Martina McBride — “Independence Day”

Martina McBride wrote this song in celebration of a woman who breaks out of an abusive relationship, standing her ground and heading out to “let freedom ring.” Awesomely, the women who wrote the song, Gretchen Peters, protested Sarah Palin’s use of “Independence Day” in her 2008 campaign by donating all of the royalties to Planned Parenthood in Palin’s name.

Kitty Wells — “It Wasn’t God Who Made Honky-Tonk Angels”

“It Wasn’t God Who Made Honky-Tonk Angels” was written in response to Hank Thompson’s 1952 hit, “The Wild Side of Life,” in which he complains that his woman has left him to go carouse and flirt in the honky-tonks. “Honky-Tonk Angels” sets the record straight: “It’s a shame that the blame is on us women/It’s not true that only you men feel the same/From the start most every heart that’s been broken/was because there always was a man to blame.”

Patsy Montana — “I Wanna Be Cowboy’s Sweetheart”

The title doesn’t exactly make Patsy Montana seem like a feminist hero, but Montana was, at least, one of the pioneering proto-feminists of the genre. In the 1930s, Montana became the first breakout woman country star, and her ode to being a cowboy wife is really all about wanting to be a cowboy — roping things on the plain and riding horses right along with the men.

Hazel Dickens — “Don’t Put Her Down (You Helped Put Her There)”

Hazel Dickens was a feminist bluegrass pioneer, devoting much of her life to working for the cause of labor, marching on picket lines, and singing about unions. “Don’t Put Her Down (You Put Her There)” is another rebuke to the idea of loose women populating the honky-tonks and abandoning their men:

“To build her up in a world made by men At the house down the way, you sneak and you pay For the love, her body, her shame Then you call yourself a man, you say you just don’t understand How a woman could turn out that way”

Jeannie C. Riley — “Harper Valley P.T.A.”

If you want a good country-pop anthem about sticking it to the powers that be, you’ll hardly do better than Jeannie C. Riley’s relentlessly catchy and witty “Harper Valley P.T.A.” The story goes like this: teenage girl gets note from teacher informing her mother that she dresses too scandalously, mom goes into PTA meeting and causes a ruckus by tearing down every one of the members there for their double standards.

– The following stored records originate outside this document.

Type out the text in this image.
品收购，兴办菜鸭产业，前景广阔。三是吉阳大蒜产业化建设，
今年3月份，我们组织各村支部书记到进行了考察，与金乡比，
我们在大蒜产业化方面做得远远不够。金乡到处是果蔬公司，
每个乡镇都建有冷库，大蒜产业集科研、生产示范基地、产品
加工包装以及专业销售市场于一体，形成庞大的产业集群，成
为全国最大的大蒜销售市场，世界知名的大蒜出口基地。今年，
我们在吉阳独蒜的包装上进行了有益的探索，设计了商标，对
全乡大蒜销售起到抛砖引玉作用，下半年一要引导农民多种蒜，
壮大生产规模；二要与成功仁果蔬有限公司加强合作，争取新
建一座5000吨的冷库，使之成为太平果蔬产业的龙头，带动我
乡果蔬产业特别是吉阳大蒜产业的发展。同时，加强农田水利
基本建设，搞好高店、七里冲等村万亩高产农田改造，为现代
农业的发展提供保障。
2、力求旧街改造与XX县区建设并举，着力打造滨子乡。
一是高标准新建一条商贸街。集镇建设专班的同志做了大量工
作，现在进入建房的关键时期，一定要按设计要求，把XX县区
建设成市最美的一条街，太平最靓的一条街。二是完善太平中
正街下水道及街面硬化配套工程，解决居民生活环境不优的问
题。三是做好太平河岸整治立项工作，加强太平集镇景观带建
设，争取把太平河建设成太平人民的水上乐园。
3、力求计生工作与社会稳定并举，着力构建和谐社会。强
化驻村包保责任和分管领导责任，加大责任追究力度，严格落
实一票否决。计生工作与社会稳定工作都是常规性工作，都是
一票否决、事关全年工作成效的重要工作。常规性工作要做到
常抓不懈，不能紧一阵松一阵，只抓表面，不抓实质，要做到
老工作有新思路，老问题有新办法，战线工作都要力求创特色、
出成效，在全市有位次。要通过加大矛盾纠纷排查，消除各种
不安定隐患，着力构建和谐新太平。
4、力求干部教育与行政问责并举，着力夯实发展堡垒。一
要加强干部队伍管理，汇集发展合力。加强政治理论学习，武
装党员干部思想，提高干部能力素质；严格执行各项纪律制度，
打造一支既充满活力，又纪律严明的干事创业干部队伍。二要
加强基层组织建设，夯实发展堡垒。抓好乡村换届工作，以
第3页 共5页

Neko Case — “Pretty Girls”

Neko Case once tweeted that her personal/feminist motto was, “I’m not a woman or man, I’m a two-fisted-son-of-a-bitch who will punch your lights out and I love you.” Pretty much. She wrote “Pretty Girls” about women waiting to get abortions in the Planned Parenthood clinic, resisting the judgement they’re getting from the outside: “Don’t let the wolves in, pretty girls.”